OKCoin is now officially headquartered in San Francisco and has a number of offices worldwide including Malta. OK Group has expanded its business bases in China, the United States, Europe, Malaysia and the Philippines since its establishment in 2013. With the expansion in Japan, the blockchain company is set to employ over 1,000 globally, OKCoin says. Before OKCoin Japan’s exchange officially launches, users can now pre-register by visiting the firm’s main site to create an account. It will support the Japanese Yen and deal with major crypto assets, including BTC, ETH, ETC, LTC, and BCH. As reported previously, OKCoin added support for the Singaporean dollar earlier this month. It is the third fiat currency supported by OKCoin after the United States dollar and euro
Binance Gets Rid Of FTX Tokens Citing Confusion
Major crypto exchange, Binance, has decided to remove leveraged FTX tokens from its exchange, explaining that customers don’t understand the product. “Due to lack of understanding of how leveraged tokens work by many of our users, Binance has decided to delist all existing FTX leveraged tokens and corresponding trading pairs,” the exchange announced on March 28. Binance will shut off deposits and withdrawals for the assets on March 31 at 8 a.m. UTC, with a stoppage in trading at 10 a.m. on the same day.

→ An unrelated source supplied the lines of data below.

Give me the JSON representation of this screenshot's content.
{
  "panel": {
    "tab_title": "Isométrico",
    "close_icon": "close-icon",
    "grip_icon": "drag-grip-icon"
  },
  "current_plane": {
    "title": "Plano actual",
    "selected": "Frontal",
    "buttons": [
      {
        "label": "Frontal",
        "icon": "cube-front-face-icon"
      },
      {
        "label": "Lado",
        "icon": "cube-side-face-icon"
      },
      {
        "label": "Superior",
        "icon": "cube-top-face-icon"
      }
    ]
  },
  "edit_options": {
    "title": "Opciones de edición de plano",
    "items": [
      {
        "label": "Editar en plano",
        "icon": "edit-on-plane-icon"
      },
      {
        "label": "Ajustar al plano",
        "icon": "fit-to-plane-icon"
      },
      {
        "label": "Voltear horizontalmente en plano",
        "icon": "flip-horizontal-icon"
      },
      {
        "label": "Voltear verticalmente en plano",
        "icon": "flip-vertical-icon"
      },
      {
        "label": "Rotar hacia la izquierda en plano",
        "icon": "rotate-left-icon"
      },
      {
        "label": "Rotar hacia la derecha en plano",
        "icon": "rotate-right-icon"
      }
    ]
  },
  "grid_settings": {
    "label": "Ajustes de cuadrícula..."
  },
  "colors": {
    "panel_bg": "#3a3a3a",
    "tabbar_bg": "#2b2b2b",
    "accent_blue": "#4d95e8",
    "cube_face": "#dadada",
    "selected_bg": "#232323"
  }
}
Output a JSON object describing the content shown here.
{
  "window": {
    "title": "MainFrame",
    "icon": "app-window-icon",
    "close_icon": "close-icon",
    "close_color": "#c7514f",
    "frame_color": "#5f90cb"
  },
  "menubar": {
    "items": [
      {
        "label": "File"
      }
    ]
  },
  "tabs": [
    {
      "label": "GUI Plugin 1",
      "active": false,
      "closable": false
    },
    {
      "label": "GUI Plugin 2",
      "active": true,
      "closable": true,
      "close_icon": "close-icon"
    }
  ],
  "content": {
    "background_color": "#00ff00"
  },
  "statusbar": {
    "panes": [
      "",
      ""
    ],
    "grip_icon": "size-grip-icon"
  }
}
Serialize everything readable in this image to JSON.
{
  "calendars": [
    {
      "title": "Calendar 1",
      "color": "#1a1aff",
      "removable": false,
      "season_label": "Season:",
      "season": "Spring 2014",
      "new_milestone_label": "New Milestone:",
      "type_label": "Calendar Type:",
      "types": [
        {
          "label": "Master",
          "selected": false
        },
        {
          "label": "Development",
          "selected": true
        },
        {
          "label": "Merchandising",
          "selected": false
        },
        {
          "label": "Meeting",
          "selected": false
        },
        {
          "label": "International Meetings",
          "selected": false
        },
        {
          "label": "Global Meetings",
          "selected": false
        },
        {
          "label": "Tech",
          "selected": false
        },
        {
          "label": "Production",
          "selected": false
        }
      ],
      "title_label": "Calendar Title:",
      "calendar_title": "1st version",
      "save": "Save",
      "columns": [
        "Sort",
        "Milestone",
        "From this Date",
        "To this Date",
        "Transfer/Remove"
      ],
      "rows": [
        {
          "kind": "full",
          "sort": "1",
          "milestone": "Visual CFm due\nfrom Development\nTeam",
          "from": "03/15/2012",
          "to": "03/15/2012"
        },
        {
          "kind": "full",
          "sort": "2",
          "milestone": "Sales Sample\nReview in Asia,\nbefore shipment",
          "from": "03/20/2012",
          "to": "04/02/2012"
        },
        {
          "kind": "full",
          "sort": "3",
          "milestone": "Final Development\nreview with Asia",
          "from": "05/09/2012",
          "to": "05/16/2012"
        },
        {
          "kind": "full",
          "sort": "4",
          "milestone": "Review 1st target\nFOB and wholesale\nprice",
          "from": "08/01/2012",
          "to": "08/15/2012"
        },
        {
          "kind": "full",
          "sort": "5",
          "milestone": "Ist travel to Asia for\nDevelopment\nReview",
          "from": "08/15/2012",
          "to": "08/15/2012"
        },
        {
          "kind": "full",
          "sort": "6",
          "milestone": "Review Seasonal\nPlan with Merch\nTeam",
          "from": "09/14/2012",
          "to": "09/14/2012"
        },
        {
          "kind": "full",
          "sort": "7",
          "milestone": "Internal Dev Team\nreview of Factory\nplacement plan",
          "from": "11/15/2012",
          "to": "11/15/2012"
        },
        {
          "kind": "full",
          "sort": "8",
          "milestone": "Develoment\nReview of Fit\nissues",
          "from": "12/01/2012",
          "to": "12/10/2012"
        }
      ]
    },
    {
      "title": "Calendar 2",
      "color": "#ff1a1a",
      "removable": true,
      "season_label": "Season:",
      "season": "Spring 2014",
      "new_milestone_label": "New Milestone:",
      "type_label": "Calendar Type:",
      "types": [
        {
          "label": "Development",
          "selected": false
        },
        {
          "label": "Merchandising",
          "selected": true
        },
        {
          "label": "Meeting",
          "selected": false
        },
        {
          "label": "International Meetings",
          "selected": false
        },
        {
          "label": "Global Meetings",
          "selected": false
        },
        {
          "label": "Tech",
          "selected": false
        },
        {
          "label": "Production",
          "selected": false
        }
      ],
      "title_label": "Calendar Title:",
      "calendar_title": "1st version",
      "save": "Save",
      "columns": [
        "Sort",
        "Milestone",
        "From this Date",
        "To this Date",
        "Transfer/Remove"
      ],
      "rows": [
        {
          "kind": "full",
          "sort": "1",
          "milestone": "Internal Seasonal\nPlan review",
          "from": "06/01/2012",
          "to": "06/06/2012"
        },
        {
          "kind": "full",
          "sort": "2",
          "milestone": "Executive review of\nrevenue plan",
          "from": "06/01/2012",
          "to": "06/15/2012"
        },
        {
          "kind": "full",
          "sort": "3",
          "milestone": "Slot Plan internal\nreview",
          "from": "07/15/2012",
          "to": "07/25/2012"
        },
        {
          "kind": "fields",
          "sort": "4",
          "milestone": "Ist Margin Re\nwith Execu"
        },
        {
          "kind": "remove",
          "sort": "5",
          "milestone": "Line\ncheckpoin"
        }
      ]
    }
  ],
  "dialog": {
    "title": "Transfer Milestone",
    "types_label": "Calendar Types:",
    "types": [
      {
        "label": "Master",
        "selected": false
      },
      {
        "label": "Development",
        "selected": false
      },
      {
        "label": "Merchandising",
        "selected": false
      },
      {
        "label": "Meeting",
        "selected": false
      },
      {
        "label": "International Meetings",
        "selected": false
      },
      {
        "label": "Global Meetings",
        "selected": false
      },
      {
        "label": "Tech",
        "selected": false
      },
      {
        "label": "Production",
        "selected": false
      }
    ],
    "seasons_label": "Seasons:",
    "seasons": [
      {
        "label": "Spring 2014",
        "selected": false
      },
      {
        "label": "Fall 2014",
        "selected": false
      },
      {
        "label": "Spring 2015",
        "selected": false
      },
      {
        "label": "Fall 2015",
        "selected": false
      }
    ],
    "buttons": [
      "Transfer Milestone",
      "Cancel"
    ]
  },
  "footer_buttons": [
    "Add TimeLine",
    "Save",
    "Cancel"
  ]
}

On March 11, Binance announced its listing of two FTX leveraged ERC20 tokens, known as BNBBULL and BNBBEAR. Customers could trade these assets against USDT or BUSD, Binance’s own stablecoin. Each token represented a 3x leveraged long or short position in Binance Coin (BNB). “Users can buy leveraged tokens just like normal tokens on a spot market,” Binance said in its March 11 announcement. “However, there is no need for them to manage collateral, margin, liquidation prices, or anything that a normal margin user needs to manage.” A quick press time scan also showed several other available bull and bear pairings, such as EOS, ETH and XRP, as well as a simple “Bull” and “Bear” option paired against USDT and BUSD.
As part of the March 28 announcement, Binance plans to remove “BULL, BEAR, ETHBULL, ETHBEAR, EOSBULL, EOSBEAR, BNBBULL, BNBBEAR, XRPBULL and XRPBEAR.” The exchange included both USDT and BUSD pairings in the delisting. Binance’s work with FTX comes after the crypto giant made an equity investment in the crypto derivatives platform back in December 2019. Binance also bought a stake in the platform’s FTX token.